Hallo zusammen,
die Hitze hier macht mich gerade etwas nachdenklich über meine Geldanlage... während ich plane, ob ich mir diesen Sommer endlich eine Klimaanlage leisten soll, denke ich auch über das neue Altersvorsorgedepot ab 2027 nach.
Meine große Frage: Wenn ich das Standarddepot mit ETFs bei einem Neobroker wie Trade Republic oder Scalable mache - was passiert eigentlich wenn der Broker pleite geht? Sind meine ETF-Anteile dann weg?
Bei klassischen Versicherungen wie der Allianz oder AXA gibt es ja den Protektor-Verein, der bei Insolvenz einspringt. Aber wie sieht das bei Brokern aus? Ich hab gehört, dass ETFs als Sondervermögen gelten - aber verstehe nicht ganz, was das praktisch bedeutet.
Ist das Geld bei einem etablierten Versicherer am Ende sicherer als beim hippen Smartphone-Broker? Oder mache ich mir umsonst Sorgen?
Die staatliche Förderung ist ja bei beiden gleich, aber die Sicherheit des angesparten Kapitals beschäftigt mich schon.
Wer kann mir da weiterhelfen?
Gruß
ETFsparplan34
Das Thema Sicherheit ist berechtigt, aber du vergleichst Äpfel mit Birnen. Bei Versicherungen hast du erstmal das Anlagerisiko der Versicherung - die können auch schlecht wirtschaften oder riskante Investments machen.
Broker sind nur Verwahrer. Deine ETFs liegen bei einer Depotbank (meist DWP Bank oder ähnliche). Selbst wenn sowohl Broker als auch Depotbank pleite gehen - was sehr unwahrscheinlich ist - sind deine Anteile immer noch da.
Dazu kommt: Die BaFin überwacht das alles streng. Neobroker müssen genauso die Gelder trennen wie etablierte Banken.
Einziger Nachteil: Bei Broker-Pleite kann es 2-3 Monate dauern bis du wieder an dein Depot kommst. Bei Versicherung läuft erstmal alles weiter.
Also ich bin da skeptischer... Theorie ist schön und gut, aber in der Praxis kann vieles schief gehen. Wirecard hat auch mal "sicher" ausgesehen.
Bei den großen Versicherern wie Allianz hast du Jahrzehnte Erfahrung und massive Eigenkapitalausstattung. Die gehen nicht so schnell pleite. Bei manchen Neobrokern weiß man nicht mal genau, wie die langfristig Geld verdienen wollen.

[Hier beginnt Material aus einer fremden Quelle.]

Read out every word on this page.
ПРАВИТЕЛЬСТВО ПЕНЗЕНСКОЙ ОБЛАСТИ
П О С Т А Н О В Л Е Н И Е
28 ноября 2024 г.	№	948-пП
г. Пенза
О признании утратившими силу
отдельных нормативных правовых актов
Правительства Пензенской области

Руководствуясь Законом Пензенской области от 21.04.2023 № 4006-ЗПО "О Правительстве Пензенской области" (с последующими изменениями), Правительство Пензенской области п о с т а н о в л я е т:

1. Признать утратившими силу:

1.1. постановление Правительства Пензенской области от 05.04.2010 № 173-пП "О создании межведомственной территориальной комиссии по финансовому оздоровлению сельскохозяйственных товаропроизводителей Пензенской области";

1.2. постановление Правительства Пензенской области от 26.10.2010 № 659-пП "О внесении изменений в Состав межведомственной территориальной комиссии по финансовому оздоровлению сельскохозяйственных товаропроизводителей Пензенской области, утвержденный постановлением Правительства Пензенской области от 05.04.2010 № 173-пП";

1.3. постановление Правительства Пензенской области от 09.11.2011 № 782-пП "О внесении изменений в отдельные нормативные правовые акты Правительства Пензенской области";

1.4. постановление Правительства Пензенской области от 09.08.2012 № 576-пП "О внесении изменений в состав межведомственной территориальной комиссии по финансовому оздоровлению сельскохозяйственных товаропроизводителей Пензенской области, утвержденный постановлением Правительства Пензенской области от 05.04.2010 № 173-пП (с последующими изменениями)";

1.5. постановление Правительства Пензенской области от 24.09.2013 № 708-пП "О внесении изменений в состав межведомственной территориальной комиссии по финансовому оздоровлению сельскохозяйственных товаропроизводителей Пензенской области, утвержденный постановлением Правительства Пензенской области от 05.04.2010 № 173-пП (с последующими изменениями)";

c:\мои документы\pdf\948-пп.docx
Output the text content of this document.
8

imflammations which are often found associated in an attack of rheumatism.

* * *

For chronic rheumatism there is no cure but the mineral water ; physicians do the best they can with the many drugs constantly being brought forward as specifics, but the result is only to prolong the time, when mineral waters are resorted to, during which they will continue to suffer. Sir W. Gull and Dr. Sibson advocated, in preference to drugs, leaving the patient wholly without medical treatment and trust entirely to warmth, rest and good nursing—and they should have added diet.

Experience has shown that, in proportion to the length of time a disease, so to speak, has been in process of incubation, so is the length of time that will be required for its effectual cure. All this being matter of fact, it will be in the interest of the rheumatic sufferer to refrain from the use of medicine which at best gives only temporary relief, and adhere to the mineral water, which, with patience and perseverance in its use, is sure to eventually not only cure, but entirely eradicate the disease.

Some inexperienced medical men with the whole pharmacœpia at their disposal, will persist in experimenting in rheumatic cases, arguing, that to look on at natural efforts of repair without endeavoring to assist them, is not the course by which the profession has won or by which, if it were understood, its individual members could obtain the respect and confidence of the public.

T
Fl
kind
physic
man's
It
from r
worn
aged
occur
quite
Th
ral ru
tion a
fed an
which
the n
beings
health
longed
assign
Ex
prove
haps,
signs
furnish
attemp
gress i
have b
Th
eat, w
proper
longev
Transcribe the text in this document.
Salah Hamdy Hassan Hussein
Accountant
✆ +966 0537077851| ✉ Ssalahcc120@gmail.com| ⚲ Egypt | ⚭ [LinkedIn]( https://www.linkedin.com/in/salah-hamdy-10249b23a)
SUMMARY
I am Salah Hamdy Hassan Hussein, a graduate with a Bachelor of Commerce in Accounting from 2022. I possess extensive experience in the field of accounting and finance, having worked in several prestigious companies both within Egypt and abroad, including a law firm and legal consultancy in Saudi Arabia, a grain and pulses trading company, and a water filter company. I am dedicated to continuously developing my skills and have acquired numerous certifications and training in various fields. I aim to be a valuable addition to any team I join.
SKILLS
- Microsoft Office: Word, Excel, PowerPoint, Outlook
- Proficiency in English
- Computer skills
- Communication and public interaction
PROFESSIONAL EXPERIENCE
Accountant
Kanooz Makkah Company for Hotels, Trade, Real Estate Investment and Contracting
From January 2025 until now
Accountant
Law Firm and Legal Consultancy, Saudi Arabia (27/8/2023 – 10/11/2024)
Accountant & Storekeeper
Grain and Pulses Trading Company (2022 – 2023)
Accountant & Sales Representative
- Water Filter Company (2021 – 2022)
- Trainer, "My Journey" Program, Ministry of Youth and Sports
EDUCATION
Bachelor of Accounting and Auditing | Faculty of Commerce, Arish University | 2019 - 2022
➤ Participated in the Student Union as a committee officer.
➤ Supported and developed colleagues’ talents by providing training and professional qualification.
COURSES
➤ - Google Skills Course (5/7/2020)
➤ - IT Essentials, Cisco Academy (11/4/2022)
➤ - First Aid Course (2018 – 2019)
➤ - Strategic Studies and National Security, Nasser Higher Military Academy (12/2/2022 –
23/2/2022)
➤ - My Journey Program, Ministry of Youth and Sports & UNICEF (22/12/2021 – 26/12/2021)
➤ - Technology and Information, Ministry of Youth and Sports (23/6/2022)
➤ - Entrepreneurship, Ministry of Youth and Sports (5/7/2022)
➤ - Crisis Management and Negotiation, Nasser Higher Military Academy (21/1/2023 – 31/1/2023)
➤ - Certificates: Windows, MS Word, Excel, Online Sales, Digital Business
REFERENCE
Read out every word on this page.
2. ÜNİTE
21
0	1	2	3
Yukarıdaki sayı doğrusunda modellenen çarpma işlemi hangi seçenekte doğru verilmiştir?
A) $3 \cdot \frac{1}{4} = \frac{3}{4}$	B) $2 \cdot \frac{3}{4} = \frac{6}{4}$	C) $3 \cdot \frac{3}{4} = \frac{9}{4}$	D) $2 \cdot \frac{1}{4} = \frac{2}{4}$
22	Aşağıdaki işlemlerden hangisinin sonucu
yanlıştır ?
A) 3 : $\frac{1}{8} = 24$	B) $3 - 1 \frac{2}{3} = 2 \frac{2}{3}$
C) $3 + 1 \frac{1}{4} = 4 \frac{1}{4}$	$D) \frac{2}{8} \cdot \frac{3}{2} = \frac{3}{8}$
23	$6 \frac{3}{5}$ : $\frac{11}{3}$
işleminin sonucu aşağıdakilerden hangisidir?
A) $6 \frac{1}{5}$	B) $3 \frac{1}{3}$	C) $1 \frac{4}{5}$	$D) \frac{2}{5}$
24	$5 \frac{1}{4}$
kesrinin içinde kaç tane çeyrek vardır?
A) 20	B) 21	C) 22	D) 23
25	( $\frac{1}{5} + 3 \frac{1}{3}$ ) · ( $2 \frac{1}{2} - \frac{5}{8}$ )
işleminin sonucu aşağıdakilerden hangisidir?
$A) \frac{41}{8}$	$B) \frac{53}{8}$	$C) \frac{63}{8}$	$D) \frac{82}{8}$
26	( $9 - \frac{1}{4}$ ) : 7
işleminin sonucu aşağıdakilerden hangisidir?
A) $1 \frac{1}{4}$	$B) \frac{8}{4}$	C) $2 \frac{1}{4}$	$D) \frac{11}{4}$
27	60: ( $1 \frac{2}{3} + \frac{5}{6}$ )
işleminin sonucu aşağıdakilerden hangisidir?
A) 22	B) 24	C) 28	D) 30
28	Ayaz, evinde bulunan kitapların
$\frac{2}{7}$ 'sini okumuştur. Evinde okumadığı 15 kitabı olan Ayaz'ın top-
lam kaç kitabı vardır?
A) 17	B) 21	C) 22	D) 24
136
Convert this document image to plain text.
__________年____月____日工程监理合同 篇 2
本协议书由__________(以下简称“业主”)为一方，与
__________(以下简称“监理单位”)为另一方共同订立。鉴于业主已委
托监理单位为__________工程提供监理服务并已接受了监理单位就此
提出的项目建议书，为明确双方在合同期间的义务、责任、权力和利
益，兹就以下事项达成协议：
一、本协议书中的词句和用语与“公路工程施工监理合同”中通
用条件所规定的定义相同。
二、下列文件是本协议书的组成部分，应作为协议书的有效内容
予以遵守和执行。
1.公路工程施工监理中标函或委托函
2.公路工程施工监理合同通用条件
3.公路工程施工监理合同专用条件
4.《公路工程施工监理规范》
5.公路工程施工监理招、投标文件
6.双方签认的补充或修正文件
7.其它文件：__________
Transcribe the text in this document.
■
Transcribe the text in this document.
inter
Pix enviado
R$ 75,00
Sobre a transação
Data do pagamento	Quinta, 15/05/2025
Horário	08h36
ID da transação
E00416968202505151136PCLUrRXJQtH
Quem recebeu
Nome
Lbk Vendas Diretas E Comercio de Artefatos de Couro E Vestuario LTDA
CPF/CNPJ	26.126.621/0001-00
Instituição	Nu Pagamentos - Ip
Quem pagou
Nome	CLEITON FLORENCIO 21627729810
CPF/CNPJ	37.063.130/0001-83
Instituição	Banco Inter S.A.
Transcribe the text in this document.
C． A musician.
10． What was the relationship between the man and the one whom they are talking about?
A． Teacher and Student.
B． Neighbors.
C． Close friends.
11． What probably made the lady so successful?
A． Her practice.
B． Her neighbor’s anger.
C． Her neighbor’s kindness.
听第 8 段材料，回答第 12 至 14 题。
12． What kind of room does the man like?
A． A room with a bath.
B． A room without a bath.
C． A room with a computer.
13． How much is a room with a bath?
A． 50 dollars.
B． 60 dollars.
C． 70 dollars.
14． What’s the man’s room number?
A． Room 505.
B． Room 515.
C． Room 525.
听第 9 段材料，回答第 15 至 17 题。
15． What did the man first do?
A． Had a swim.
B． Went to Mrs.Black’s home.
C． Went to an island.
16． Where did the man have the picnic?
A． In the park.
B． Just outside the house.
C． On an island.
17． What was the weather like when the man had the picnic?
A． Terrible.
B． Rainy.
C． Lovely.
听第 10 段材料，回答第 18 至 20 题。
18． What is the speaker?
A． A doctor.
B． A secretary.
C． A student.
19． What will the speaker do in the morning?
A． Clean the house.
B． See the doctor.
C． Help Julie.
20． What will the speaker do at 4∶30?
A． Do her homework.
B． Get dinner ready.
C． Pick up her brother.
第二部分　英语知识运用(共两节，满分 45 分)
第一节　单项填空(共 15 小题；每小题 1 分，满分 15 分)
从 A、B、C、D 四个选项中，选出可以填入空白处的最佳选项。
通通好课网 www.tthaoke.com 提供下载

Dazu kommt: Was nützt dir der beste Insolvenzschutz, wenn der Service miserabel ist oder die Technik nicht funktioniert? Gerade fürs Altersvorsorgedepot würde ich auf bewährte Anbieter setzen.
Klar, ETFs als Sondervermögen sind rechtlich geschützt - aber willst du wirklich das Risiko eingehen und monatelang auf dein Geld warten müssen?
ETFs sind als Sondervermögen tatsächlich sehr gut geschützt. Bei einer Broker-Insolvenz gehören deine ETF-Anteile weiterhin dir - sie sind vom Vermögen des Brokers getrennt. Das ist gesetzlich so geregelt.
Der Unterschied zum Versicherungsschutz: Bei Versicherungen ist dein Geld Teil der Versicherungsmasse und wird vom Protektor nur bis zu bestimmten Grenzen abgesichert. Bei ETFs im Sondervermögen hast du theoretisch sogar besseren Schutz.
Praktisch läuft es so: Geht dein Broker pleite, werden deine ETF-Anteile an einen anderen Verwahrer übertragen. Du behältst alle deine Anteile. Kann nur ein paar Wochen dauern, bis alles abgewickelt ist.
Ich hatte das Thema auch schon mal bei der Erbe-Diskussion - Sondervermögen ist rechtlich sehr robust.